In New Mexico and the Southwest, climate models show the region facing more frequent and more severe drought in coming years, Wolf said. He noted that a recent federal study by Craig Allen, who leads the U.S. Geological Survey New Mexico Landscapes Field Station at Bandelier National Monument, predicted in a recent study that Arizona and New Mexico could lose more than 90 percent of their woodlands and forests by the end of this century.
“The current projections don’t say what’s going to happen with rainfall, but just these modest increases of a degree or two Celcius in air temperature, they significantly reduce soil moisture, which produces these huge changes in the ability of plants to thrive.” Wolf said.
Wolf said Allen’s work suggests that over the next 50 to 100 years, New Mexico and the Southwest as a whole will enter a period of permanent “megadrought.”
“And that affects food availability for all levels of the food web. It reduces plant growth, which reduces the ability of the secondary consumers, insects and other things to grow, which reduces the availability of food to small mammals and birds,” Wolf said. “And then you go up the food web to larger things and so you get a significant reduction in plant growth, just a wholesale change in the habitat types.”

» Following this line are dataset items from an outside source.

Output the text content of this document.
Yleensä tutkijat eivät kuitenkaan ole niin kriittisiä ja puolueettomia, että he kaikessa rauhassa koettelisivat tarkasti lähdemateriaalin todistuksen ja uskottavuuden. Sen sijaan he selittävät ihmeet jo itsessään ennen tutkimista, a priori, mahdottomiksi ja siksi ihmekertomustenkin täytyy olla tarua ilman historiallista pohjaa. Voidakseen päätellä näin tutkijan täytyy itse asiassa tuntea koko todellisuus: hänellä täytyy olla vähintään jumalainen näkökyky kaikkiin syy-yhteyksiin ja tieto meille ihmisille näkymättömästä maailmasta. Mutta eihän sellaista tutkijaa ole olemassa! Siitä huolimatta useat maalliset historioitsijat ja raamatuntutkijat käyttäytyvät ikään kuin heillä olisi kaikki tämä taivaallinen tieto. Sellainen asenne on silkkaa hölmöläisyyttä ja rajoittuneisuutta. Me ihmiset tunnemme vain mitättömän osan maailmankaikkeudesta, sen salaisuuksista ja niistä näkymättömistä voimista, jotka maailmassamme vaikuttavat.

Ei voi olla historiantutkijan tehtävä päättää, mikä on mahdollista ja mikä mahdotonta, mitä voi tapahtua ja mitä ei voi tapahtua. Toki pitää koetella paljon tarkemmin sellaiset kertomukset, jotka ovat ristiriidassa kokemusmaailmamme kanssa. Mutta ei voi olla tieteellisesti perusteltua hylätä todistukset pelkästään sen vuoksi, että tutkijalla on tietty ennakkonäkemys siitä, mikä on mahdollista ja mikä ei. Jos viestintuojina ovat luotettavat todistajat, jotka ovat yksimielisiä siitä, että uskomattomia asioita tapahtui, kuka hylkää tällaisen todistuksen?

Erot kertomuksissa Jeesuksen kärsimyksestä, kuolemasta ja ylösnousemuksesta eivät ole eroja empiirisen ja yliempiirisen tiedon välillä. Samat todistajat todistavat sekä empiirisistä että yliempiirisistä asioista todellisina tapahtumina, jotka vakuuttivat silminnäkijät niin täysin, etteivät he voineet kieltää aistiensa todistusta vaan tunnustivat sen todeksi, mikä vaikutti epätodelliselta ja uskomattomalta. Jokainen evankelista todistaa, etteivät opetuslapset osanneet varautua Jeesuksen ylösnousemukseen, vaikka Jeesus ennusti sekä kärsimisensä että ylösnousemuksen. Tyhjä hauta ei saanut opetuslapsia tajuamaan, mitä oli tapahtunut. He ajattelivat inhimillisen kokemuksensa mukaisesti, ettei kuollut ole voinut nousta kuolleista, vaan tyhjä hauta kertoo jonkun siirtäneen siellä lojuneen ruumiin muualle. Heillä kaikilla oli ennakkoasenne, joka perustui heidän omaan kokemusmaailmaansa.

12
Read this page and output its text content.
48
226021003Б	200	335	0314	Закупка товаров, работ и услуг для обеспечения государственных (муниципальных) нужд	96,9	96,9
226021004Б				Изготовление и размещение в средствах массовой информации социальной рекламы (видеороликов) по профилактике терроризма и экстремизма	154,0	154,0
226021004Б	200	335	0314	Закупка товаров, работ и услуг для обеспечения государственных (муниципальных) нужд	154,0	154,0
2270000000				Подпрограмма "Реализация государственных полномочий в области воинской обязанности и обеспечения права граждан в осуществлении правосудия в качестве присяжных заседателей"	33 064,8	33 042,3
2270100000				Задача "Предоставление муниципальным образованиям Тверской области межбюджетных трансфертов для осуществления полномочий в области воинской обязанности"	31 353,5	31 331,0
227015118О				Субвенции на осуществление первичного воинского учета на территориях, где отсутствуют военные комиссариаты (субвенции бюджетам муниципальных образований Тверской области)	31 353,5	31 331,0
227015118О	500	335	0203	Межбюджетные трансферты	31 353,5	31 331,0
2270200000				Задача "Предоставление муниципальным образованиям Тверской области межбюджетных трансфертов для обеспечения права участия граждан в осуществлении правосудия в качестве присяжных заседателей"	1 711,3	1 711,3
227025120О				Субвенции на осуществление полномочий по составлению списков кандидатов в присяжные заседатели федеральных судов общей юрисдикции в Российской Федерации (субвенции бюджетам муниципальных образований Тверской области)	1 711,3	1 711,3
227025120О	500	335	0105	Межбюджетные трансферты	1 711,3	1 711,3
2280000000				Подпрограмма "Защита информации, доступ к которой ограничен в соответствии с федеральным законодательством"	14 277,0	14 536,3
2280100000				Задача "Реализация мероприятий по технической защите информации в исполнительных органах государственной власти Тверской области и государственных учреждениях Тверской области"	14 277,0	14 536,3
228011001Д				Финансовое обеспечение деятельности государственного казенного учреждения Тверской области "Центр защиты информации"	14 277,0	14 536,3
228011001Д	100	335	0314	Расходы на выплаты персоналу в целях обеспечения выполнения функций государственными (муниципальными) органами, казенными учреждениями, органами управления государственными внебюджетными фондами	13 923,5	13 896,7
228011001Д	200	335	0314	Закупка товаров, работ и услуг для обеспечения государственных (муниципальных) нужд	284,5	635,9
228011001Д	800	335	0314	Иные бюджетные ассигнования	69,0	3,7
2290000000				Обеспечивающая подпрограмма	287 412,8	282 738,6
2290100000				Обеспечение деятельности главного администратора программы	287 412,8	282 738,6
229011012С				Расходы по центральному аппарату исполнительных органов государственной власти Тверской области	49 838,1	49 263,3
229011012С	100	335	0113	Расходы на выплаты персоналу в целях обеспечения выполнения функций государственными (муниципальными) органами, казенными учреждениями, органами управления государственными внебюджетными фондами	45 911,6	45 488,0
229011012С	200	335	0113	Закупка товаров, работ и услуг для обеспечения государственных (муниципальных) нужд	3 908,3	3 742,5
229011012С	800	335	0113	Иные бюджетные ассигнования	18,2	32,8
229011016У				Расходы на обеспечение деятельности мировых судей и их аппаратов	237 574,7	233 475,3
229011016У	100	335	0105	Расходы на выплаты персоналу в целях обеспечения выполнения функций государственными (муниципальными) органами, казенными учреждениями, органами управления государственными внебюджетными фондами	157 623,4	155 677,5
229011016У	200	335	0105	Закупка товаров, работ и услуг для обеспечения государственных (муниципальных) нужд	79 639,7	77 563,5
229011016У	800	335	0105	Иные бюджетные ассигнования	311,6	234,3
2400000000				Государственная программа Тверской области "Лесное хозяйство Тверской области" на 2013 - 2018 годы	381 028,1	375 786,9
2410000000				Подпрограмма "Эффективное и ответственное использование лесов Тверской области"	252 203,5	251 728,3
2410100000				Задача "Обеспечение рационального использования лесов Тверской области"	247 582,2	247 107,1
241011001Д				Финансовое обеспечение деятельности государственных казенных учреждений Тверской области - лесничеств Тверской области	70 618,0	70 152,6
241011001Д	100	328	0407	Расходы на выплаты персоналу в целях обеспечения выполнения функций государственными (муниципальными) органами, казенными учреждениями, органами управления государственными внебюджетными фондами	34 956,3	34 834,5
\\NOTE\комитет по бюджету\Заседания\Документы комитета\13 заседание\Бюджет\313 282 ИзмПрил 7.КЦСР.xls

Wolf received his undergraduate and master’s degrees from San Jose State University. He did his doctoral work at Arizona State University, studying how heat affects bird communities. He went to the University of Arizona where he looked at the importance of giant cacti to the wildlife community. He moved to UNM in 2000 and has been teaching and studying there for the past 19 years. He currently serves on the board of the New Mexico Wildlife Federation.
Wolf divides his time at UNM between research and teaching. He’s now working in the Mojave Desert, in portions of southern California and Nevada. Using surveys of bird, mammal and reptile populations that had been done up to 80 years ago, he said he’s able to use new surveys to gauge how climate has affected wildlife populations.
In addition to climate warming, other things have changed on the landscape as well, including increases in agricultural production and human population, Wolf said.
“You have to take into account all those things, but I think that for most birds in the U.S., we’re looking at declines of 30 to 50 percent in the last 40 years, for most bird species,” he said. “I think challenges for bigger wildlife, or game species, are many. One is just sheer habitat change, we’re finding that a lot of these habitats are changing more rapidly than the animals can cope with. So that’s a problem.”
Wolf said humankind is very close to being at point of no return on climate change.
“The science suggests that we’re headed on the train that’s going over the cliff,” Wolf said. “Basically we haven’t taken actions we need to take to mitigate what’s happening. We could significantly reduce our greenhouse gas emissions by increasing building efficiency, going to solar on every new home that’s built. There’s a whole variety of things we could be doing, but we’re not doing any of it. And right now we’ve got a climate denier in the White House who didn’t even go to to the climate portion of the G7 Summit.”
Wolf said he’d like to tell a more hopeful story and will include in his talk some things people can do to mitigate climate change. “But we are bracingly close to going off the cliff,” he said.